Apart from this right now there is the other huge issue which affecting the country right now the devastation the earthquakes in which more than fifty-thousand people died over two million lost their homes, and some cities disappeared from the earth. The reconstruction and rehabilitation of earthquake is a huge challenge for the person and government who assumed the office after this election.

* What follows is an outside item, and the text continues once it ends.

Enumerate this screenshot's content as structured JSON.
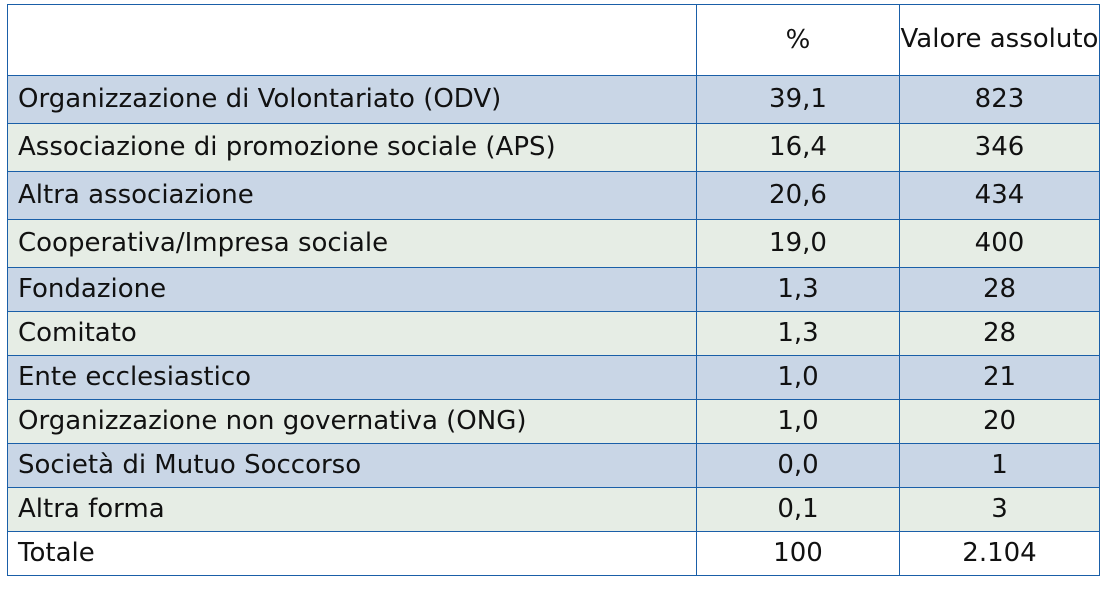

Many political experts and critics think that the current political system gives to much power to the President without any check and balance, the critics also accusing the President Erdogan and his party that they are undermining the democratic values of the Republic of Turkey through controlling the mainstream media of the country and gradually weakening the judicial system.

If the Candidate of Nation Alliance wins the elections, he is promising in his election campaign that if he wins then within in few years of the power he will move Turkey back to a parliamentary system from current presidential system.